Arctic ice caps are shrinking at a drastic rate, and in a few years there will be no ice in the Arctic during the summer months. Some people do not realize just how concerning this is, as many animals that live in these areas rely on the ice for hunting grounds during the summer. What’s more is coastlines will flood, disrupting many people's lives.

 

Physicist Steven Desch has come up with a revolutionary solution. He and a team of colleagues from Arizona State University want to replenish the region’s shrinking sea ice… by building 10 million wind-powered pumps over the Arctic ice cap. In winter, these would be used to pump water to the surface of the ice where it would freeze, thickening the cap.

 

These pumps could add an extra layer of sea ice to the ever shrinking 2-3 metres it currently has. Thicker ice means longer lasting ice. The only problem? The price tag is: $500 billion dollars.

 

While expensive, these sorts of solutions have become increasingly more plausible as countries such as the U.S begin to back out of climate change agreements.

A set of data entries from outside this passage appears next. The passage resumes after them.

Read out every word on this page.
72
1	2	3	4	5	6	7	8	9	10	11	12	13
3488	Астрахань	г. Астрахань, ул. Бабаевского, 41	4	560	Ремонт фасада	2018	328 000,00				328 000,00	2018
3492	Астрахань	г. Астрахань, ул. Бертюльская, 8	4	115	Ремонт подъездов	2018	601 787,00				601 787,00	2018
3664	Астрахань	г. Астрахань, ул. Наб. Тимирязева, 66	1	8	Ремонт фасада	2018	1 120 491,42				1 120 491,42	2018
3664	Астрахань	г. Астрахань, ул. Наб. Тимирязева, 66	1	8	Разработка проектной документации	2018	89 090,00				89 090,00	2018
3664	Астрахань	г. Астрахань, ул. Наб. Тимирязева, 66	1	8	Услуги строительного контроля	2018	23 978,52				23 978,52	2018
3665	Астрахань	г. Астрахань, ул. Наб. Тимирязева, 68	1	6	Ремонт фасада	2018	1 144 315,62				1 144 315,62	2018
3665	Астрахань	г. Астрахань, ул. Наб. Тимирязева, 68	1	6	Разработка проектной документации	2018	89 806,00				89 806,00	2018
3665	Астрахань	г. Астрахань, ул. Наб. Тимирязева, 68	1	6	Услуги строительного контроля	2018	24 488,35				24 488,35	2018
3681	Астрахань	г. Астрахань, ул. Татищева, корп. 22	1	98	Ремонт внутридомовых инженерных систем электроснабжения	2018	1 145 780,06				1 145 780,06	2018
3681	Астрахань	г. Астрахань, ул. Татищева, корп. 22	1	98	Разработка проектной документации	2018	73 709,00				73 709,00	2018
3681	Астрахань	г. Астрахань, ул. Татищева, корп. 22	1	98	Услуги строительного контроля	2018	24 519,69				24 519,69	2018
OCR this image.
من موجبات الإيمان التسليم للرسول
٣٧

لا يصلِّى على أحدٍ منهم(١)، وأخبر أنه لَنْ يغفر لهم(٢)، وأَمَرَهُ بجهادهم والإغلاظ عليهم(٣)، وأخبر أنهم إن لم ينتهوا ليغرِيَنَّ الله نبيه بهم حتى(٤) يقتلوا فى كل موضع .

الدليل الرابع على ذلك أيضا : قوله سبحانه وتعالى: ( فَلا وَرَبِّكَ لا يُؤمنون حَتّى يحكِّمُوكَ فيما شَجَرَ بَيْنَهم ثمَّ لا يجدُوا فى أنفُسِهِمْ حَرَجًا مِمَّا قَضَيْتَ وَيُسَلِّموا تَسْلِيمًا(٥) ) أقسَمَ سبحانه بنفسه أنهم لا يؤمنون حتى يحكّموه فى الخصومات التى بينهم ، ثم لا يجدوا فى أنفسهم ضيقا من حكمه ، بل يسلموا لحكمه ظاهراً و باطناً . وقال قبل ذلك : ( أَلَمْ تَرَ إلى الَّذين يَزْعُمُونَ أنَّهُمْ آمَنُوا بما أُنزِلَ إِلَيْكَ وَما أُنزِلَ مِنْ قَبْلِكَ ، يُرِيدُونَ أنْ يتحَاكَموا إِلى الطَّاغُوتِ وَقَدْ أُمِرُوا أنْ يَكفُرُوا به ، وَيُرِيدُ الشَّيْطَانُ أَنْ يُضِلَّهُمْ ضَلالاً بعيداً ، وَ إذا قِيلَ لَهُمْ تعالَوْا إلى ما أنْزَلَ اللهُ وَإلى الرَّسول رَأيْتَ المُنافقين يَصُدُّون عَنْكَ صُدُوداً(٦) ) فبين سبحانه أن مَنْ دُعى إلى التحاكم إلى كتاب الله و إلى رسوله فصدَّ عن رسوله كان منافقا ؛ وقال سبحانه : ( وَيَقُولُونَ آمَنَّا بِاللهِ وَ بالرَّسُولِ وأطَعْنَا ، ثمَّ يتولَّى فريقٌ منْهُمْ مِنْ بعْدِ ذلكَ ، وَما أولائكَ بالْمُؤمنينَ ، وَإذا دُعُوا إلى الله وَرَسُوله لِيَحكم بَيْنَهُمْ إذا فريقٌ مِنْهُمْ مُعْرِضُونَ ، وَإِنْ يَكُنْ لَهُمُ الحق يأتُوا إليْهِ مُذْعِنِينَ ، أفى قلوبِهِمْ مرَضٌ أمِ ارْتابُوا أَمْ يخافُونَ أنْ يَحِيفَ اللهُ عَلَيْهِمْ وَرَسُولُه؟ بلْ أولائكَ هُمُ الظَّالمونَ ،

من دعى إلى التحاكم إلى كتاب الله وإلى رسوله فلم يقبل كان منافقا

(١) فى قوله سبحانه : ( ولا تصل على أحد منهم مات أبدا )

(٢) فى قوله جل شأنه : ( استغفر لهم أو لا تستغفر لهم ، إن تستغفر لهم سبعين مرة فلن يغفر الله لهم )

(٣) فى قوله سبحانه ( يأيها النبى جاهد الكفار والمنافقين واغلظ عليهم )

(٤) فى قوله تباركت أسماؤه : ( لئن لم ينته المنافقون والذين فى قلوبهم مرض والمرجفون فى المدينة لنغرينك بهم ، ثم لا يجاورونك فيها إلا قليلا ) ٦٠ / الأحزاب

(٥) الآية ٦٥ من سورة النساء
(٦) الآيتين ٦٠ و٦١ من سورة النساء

Scientists say that it the Arctic is now warming twice as fast as their climate models predicted. Some even argue that the 2015 Paris agreement to limit global warming will be insufficient to prevent the region’s sea ice disappearing completely during summer months, possibly by 2030.

 

“Our only strategy at present seems to be to tell people to stop burning fossil fuels,” says Desch. “It’s a good idea but it is going to need a lot more than that to stop the Arctic’s sea ice from disappearing.”

 

The fact that these dramatic measures are being considered is proof of how concerned professionals have become about arctic biodiversity. For example, young Arctic cod live under the sea ice, polar bears need to hunt on sea ice, and seals give birth on it. It is unknown what will happen when they disappear, and at this rate, they will. The environment is changing much too quickly for them to adapt.

 

The Arctic animals are not the only ones affected. With less ice to reflect solar radiation back into space, the dark ocean waters will absorb the energy and heat up even farther.

 

The colder the Arctic, the more difference there is between the temperature of the poles and the equator. As the difference decreases the polar vortexes (winds that blow between the poles) are affected. Normally this keeps the cold air situated at the extreme north and south of the planet but as the Arctic warms more and more cold air is making its way farther to the equator.

 

Record events have happened this past year alone. Winter in Europe has been the coldest on average in 100 years.

 

Reducing carbon emissions is no longer a solution. It only delays what has been set into motion decades ago. The real solution is the complete eradication of all greenhouse gases, which is not an option for many countries.


As the saying goes “desperate times call for desperate measures”, and it is in these times scientists, the most knowledgeable, are calling for help and putting forth radical ideas in an attempt to save the Earth from its inhabitants.